THE FOOD WAS good but not great, almost as if Lulah had lost heart after leaving her companions. Afterward, she said that she was going to patrol the area for a while, and left Ramus sitting alone by the fire.
He took the parchment pages from his backpack. Placing them carefully on his knees he touched them first, feeling the texture of the pages and wondering whose fingers had touched them before him, and how many, and how often. He smelled them, brushed them against his face, listened to the rustle as he waved them past his ear.
The Pavissia Steppes smelled different. He was used to the aroma of heather, but the heather here gave off a warm, earthy stink. The air was richer and wilder. The parchment smelled almost familiar, and Ramus felt a sudden, surprising pang for Long Marrakash, now far behind.
Lulah appeared from the shadows to ask if he was all right.
“I'm fine,” he said. He felt uncomfortable with the pages exposed on his lap, as if anyone else's viewing them would detract from their power.
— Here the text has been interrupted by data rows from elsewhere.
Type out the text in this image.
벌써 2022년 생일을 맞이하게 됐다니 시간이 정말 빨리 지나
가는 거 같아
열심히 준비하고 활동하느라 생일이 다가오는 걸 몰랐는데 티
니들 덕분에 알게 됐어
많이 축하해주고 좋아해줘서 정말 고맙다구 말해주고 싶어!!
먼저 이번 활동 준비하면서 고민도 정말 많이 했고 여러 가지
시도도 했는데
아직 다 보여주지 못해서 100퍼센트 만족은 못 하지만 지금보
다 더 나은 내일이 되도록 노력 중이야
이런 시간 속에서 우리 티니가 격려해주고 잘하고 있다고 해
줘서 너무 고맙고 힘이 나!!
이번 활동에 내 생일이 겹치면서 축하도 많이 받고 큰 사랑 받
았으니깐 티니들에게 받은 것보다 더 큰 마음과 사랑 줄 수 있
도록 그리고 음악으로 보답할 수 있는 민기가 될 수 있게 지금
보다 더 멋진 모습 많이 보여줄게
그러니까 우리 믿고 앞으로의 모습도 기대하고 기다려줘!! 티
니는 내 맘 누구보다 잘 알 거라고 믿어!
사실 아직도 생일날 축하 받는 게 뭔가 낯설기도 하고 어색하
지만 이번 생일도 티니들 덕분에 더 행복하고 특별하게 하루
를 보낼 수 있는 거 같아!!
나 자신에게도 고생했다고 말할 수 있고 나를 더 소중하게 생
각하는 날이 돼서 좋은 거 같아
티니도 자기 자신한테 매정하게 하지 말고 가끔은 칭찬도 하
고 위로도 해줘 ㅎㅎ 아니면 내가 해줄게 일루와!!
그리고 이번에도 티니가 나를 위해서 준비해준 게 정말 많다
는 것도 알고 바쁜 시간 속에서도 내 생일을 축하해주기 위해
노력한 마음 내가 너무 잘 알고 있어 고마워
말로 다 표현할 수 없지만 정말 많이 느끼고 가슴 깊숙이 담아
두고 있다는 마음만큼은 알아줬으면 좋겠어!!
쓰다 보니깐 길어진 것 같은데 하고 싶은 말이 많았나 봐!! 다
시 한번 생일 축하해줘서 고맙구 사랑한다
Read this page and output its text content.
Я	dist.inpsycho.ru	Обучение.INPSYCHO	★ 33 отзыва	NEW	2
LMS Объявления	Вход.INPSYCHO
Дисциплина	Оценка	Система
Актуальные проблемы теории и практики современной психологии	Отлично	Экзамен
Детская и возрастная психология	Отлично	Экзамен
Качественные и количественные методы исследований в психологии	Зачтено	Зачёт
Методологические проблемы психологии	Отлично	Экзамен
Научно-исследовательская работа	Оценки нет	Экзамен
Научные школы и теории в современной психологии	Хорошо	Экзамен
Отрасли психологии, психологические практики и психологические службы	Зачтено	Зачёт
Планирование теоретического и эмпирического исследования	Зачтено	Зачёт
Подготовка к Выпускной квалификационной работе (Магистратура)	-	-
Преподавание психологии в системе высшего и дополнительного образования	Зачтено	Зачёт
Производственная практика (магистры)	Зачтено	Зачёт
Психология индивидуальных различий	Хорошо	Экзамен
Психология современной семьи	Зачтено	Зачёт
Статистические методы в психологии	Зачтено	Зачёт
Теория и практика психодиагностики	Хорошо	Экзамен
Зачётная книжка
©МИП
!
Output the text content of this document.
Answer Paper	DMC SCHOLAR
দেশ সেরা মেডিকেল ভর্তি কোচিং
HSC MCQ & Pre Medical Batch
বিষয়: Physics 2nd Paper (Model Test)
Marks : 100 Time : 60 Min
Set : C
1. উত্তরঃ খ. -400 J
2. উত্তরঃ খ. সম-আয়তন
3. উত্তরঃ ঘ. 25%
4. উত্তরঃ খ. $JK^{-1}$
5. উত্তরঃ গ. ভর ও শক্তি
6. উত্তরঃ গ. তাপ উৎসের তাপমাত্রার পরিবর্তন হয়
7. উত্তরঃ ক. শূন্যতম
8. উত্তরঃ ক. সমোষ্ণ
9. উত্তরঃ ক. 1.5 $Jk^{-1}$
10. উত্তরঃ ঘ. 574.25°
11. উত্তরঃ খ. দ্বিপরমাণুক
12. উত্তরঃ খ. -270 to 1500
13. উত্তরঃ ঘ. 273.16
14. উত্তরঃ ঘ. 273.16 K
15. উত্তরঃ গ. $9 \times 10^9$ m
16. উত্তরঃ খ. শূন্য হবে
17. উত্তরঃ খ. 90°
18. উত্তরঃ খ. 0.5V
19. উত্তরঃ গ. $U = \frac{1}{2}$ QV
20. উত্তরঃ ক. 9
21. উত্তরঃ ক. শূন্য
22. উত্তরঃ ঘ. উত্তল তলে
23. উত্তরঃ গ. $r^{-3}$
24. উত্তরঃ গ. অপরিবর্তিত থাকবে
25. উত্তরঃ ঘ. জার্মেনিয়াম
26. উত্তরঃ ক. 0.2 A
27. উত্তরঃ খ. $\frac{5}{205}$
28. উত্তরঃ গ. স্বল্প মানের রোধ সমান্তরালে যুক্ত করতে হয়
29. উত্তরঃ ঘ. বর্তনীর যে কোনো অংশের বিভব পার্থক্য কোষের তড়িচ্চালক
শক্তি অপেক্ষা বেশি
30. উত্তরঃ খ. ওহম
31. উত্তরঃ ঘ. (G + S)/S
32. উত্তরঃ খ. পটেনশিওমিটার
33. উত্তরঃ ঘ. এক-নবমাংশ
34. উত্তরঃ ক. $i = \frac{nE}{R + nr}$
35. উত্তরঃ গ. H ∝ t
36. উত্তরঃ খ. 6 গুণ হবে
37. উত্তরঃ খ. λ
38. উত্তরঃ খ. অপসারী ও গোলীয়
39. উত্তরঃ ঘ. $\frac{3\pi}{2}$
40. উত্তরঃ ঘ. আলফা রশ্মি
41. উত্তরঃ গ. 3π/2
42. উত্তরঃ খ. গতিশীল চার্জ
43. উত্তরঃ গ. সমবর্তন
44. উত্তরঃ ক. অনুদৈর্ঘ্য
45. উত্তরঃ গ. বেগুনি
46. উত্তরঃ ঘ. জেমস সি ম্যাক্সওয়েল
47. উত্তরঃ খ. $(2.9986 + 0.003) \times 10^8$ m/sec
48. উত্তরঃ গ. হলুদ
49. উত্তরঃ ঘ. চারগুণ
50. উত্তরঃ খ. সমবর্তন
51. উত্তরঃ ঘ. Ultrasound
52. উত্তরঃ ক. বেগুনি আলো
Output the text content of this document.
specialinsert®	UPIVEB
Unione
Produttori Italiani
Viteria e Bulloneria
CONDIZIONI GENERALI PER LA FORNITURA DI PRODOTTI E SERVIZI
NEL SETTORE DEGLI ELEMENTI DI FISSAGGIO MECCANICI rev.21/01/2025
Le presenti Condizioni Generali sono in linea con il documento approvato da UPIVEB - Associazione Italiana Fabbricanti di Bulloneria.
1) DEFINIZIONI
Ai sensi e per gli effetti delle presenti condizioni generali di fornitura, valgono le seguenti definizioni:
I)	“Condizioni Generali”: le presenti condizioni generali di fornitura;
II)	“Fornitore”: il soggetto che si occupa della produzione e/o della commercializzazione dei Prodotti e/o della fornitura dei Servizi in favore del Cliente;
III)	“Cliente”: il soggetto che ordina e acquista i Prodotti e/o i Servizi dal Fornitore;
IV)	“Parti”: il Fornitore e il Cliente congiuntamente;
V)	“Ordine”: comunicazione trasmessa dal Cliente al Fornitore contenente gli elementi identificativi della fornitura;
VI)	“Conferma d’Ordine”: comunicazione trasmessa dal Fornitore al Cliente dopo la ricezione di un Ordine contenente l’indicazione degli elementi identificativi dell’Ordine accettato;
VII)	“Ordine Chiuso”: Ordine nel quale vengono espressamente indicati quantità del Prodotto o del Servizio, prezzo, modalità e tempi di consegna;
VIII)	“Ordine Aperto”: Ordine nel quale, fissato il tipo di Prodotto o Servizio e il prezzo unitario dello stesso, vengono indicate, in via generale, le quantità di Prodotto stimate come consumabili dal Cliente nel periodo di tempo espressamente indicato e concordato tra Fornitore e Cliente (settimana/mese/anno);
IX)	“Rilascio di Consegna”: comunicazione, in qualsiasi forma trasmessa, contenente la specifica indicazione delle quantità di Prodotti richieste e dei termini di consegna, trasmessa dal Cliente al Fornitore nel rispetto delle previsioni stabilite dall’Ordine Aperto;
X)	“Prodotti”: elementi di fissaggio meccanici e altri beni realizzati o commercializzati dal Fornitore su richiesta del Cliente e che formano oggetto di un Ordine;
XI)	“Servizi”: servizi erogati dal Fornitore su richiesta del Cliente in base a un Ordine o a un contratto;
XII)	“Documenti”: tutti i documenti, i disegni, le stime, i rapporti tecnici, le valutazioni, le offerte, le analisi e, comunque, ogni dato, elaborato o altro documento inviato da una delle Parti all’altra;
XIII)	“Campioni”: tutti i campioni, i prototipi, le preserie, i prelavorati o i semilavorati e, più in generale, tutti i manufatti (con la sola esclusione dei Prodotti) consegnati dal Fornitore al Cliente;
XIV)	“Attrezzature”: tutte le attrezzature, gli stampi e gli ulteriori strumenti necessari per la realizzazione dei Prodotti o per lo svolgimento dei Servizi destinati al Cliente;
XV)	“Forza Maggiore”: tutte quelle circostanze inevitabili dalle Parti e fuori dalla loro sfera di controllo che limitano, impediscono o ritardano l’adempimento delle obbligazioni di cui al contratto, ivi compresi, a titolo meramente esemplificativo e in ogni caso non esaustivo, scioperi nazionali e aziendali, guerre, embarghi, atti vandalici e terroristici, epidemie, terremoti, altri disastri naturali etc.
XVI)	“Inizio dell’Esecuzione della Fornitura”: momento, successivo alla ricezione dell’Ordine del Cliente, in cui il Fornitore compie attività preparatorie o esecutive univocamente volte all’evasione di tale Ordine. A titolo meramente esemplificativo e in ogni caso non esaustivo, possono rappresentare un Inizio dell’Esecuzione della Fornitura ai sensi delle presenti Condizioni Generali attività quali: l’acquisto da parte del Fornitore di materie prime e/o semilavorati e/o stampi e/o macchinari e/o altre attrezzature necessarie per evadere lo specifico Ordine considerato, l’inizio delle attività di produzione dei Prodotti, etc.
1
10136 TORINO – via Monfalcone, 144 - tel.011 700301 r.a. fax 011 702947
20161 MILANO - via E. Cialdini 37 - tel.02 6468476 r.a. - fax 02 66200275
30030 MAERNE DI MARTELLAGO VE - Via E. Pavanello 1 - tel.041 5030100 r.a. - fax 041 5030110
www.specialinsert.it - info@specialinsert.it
Lulah stood by his shoulder and looked down. When she reached out to touch the pages, Ramus covered them with the map he had drawn.
“Sorry,” she said.
He shook his head. “It's just . . .” An awkward silence was broken by something calling in the dark, a low cry from far away.
“I should do another circle of the camp,” the Serian said.
Ramus nodded and watched her walk away. She's on my side, he thought. But that idea was naïve. There were no sides here, only those with knowledge and those without.
He took out his journal and charcoals, skipping the first page, resisting the temptation to scrub Nomi's name from sight. He could not change the past. He turned past the page where he had made the mark in the temple, and when there were blank sheets before him, he placed it on the ground between his feet.